In the introduction, she writes that it was not like any other Olympic Games before or since, so when we met up I asked her why.

"Because it was the first international celebration after the war and there was very little money," she said. "It didn't occur to athletes that they had to be put up in a five-star hotel. They were quite happy to be put up in school classrooms, tents - whatever was available. They had to take their ration books with them and they were just used to it."

The Brits were determined it would be nothing like the Nazis' Berlin Olympics of 1936. "It was going back to the Olympic ideals of amateurism and sport for sport's sake," she said. That changed when Helsinki hosted the Olympics in 1952. The Russians had sent people to watch the 1948 Olympics, but had not competed themselves since the Russian Revolution. "They said that sport is about the individual. Then they saw this as an opportunity to view sport as a thing of national pride," Janie said "So, in '52 at Helsinki, the Soviet Union sent a huge team and that's when the whole Cold War - communist versus capitalist - kicked off."

The book took about two-and-a-half years to write. Janie got the idea in Trafalgar Square on July 6, 2005, when it was announced that London had won the 2012 bid. An old lady in the crowd talked about having seen the swimming at the 1948 Olympics and how different the next one would be. "I went and looked up old newspapers to see what was going on and then I thought, 'There's a really exciting story here, because they did it on a shoestring'," she said. "I spent a month writing a proposal and interviewing a few people and then my agent sent it out and about a dozen publishers really wanted it." She had assumed that lots of other people would have had the same idea, but they hadn't. The book came out in time for the 60th anniversary.
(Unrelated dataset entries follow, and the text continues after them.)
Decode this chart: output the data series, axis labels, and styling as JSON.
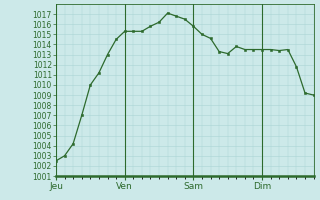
{
  "background_color": "#cce9e9",
  "line_color": "#2d6a2d",
  "marker_color": "#2d6a2d",
  "grid_color": "#aad4d4",
  "axis_label_color": "#2d6a2d",
  "spine_color": "#2d6a2d",
  "ylim": [
    1001,
    1018
  ],
  "ytick_min": 1001,
  "ytick_max": 1017,
  "xtick_labels": [
    "Jeu",
    "Ven",
    "Sam",
    "Dim"
  ],
  "xtick_positions": [
    0,
    8,
    16,
    24
  ],
  "y_values": [
    1002.5,
    1003.0,
    1004.2,
    1007.0,
    1010.0,
    1011.2,
    1013.0,
    1014.5,
    1015.3,
    1015.3,
    1015.3,
    1015.8,
    1016.2,
    1017.1,
    1016.8,
    1016.5,
    1015.8,
    1015.0,
    1014.6,
    1013.3,
    1013.1,
    1013.8,
    1013.5,
    1013.5,
    1013.5,
    1013.5,
    1013.4,
    1013.5,
    1011.8,
    1009.2,
    1009.0
  ],
  "ylabel_fontsize": 5.5,
  "xlabel_fontsize": 6.5
}
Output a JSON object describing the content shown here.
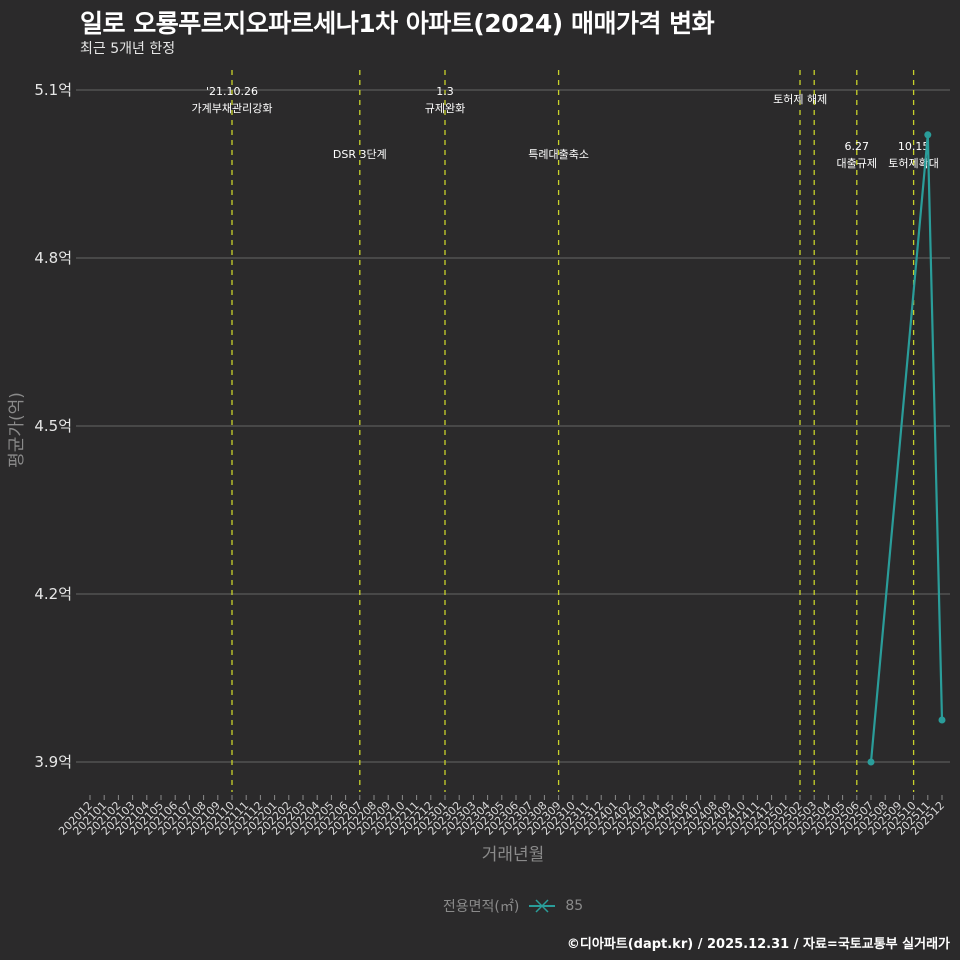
{
  "header": {
    "title": "일로 오룡푸르지오파르세나1차 아파트(2024) 매매가격 변화",
    "subtitle": "최근 5개년 한정"
  },
  "axes": {
    "ylabel": "평균가(억)",
    "xlabel": "거래년월"
  },
  "legend": {
    "title": "전용면적(㎡)",
    "items": [
      {
        "label": "85",
        "color": "#2a9d9a"
      }
    ]
  },
  "footer": {
    "credit": "©디아파트(dapt.kr) / 2025.12.31 / 자료=국토교통부 실거래가"
  },
  "colors": {
    "background": "#2b2a2b",
    "grid": "#5a5a5a",
    "series": "#2a9d9a",
    "event_line": "#c8d22a"
  },
  "chart_data": {
    "type": "line",
    "title": "일로 오룡푸르지오파르세나1차 아파트(2024) 매매가격 변화",
    "subtitle": "최근 5개년 한정",
    "xlabel": "거래년월",
    "ylabel": "평균가(억)",
    "ylim": [
      3.85,
      5.15
    ],
    "yticks": [
      3.9,
      4.2,
      4.5,
      4.8,
      5.1
    ],
    "ytick_labels": [
      "3.9억",
      "4.2억",
      "4.5억",
      "4.8억",
      "5.1억"
    ],
    "grid": true,
    "legend_position": "bottom",
    "categories": [
      "202012",
      "202101",
      "202102",
      "202103",
      "202104",
      "202105",
      "202106",
      "202107",
      "202108",
      "202109",
      "202110",
      "202111",
      "202112",
      "202201",
      "202202",
      "202203",
      "202204",
      "202205",
      "202206",
      "202207",
      "202208",
      "202209",
      "202210",
      "202211",
      "202212",
      "202301",
      "202302",
      "202303",
      "202304",
      "202305",
      "202306",
      "202307",
      "202308",
      "202309",
      "202310",
      "202311",
      "202312",
      "202401",
      "202402",
      "202403",
      "202404",
      "202405",
      "202406",
      "202407",
      "202408",
      "202409",
      "202410",
      "202411",
      "202412",
      "202501",
      "202502",
      "202503",
      "202504",
      "202505",
      "202506",
      "202507",
      "202508",
      "202509",
      "202510",
      "202511",
      "202512"
    ],
    "series": [
      {
        "name": "85",
        "points": [
          {
            "x": "202507",
            "y": 3.9
          },
          {
            "x": "202511",
            "y": 5.02
          },
          {
            "x": "202512",
            "y": 3.975
          }
        ]
      }
    ],
    "events": [
      {
        "x": "202110",
        "date": "'21.10.26",
        "label": "가계부채관리강화",
        "row": 0
      },
      {
        "x": "202207",
        "date": "",
        "label": "DSR 3단계",
        "row": 1
      },
      {
        "x": "202301",
        "date": "1.3",
        "label": "규제완화",
        "row": 0
      },
      {
        "x": "202309",
        "date": "",
        "label": "특례대출축소",
        "row": 1
      },
      {
        "x": "202502",
        "date": "",
        "label": "",
        "row": 0
      },
      {
        "x": "202503",
        "date": "",
        "label": "토허제 해제",
        "row": 0
      },
      {
        "x": "202506",
        "date": "6.27",
        "label": "대출규제",
        "row": 1
      },
      {
        "x": "202510",
        "date": "10.15",
        "label": "토허제확대",
        "row": 1
      }
    ]
  }
}
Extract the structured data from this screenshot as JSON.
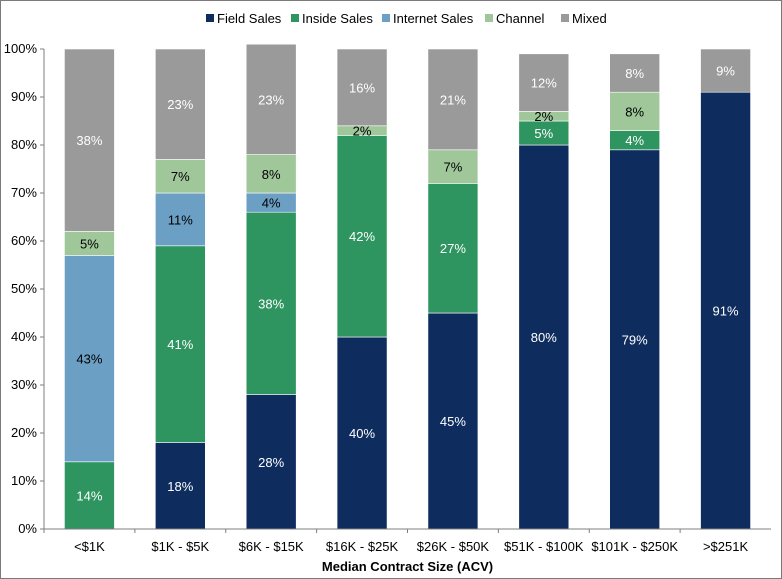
{
  "chart_data": {
    "type": "bar",
    "stacked": true,
    "title": "",
    "xlabel": "Median Contract Size (ACV)",
    "ylabel": "",
    "ylim": [
      0,
      100
    ],
    "y_ticks": [
      "0%",
      "10%",
      "20%",
      "30%",
      "40%",
      "50%",
      "60%",
      "70%",
      "80%",
      "90%",
      "100%"
    ],
    "grid": false,
    "legend_position": "top",
    "categories": [
      "<$1K",
      "$1K - $5K",
      "$6K - $15K",
      "$16K - $25K",
      "$26K - $50K",
      "$51K - $100K",
      "$101K - $250K",
      ">$251K"
    ],
    "series": [
      {
        "name": "Field Sales",
        "color": "#0e2d5e",
        "label_color": "#ffffff",
        "values": [
          0,
          18,
          28,
          40,
          45,
          80,
          79,
          91
        ],
        "labels": [
          "",
          "18%",
          "28%",
          "40%",
          "45%",
          "80%",
          "79%",
          "91%"
        ]
      },
      {
        "name": "Inside Sales",
        "color": "#2e9460",
        "label_color": "#ffffff",
        "values": [
          14,
          41,
          38,
          42,
          27,
          5,
          4,
          0
        ],
        "labels": [
          "14%",
          "41%",
          "38%",
          "42%",
          "27%",
          "5%",
          "4%",
          ""
        ]
      },
      {
        "name": "Internet Sales",
        "color": "#6b9fc4",
        "label_color": "#000000",
        "values": [
          43,
          11,
          4,
          0,
          0,
          0,
          0,
          0
        ],
        "labels": [
          "43%",
          "11%",
          "4%",
          "",
          "",
          "",
          "",
          ""
        ]
      },
      {
        "name": "Channel",
        "color": "#9fc79a",
        "label_color": "#000000",
        "values": [
          5,
          7,
          8,
          2,
          7,
          2,
          8,
          0
        ],
        "labels": [
          "5%",
          "7%",
          "8%",
          "2%",
          "7%",
          "2%",
          "8%",
          ""
        ]
      },
      {
        "name": "Mixed",
        "color": "#9a9a9a",
        "label_color": "#ffffff",
        "values": [
          38,
          23,
          23,
          16,
          21,
          12,
          8,
          9
        ],
        "labels": [
          "38%",
          "23%",
          "23%",
          "16%",
          "21%",
          "12%",
          "8%",
          "9%"
        ]
      }
    ]
  }
}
Janie is the biographer of comedian Joyce Grenfell, who for many people epitomises the post-war period. Joyce's god-daughter, Janie lives in Temple Cowley in a house full of colour and clucking, courtesy of the chicks in the kitchen. Her suburban garden is a dream for any "good life" enthusiast, with a vegetable patch, fruit patch, a pond and ducks, quails, chickens and bantams in various houses.

She lived for some time in Zimbabwe and came to Oxford in 1985, liking it so much that she and her husband Charles decided to stay. "I like the fact that it's small enough that you can cycle everywhere and bump into people and big enough that you go on meeting new people," she said.

The 1948 Olympics was important for lots of reasons, but what makes Janie's book special is the social history that she weaves into it. Take the story of Joseph Birrell, for example, a young hurdler from Barrow-in-Furness whose story is fascinating for several reasons. He didn't train that much and had to make his own hurdles. In the book he describes how the competitors took drugs. "We ate Horlicks tablets by the handful! With no sweets available, they were a real treat." His parents had to wait at home for a reporter to telephone a neighbour who then came up to say their son was in the Olympic team. They were unable to see his race, as there was no television signal in Lancashire. Contrast Joseph's story with that of the athletes who will be competing at the 2012 games, and you realise how much things have changed.

The Austerity Olympics is published by Aurum at £18.99.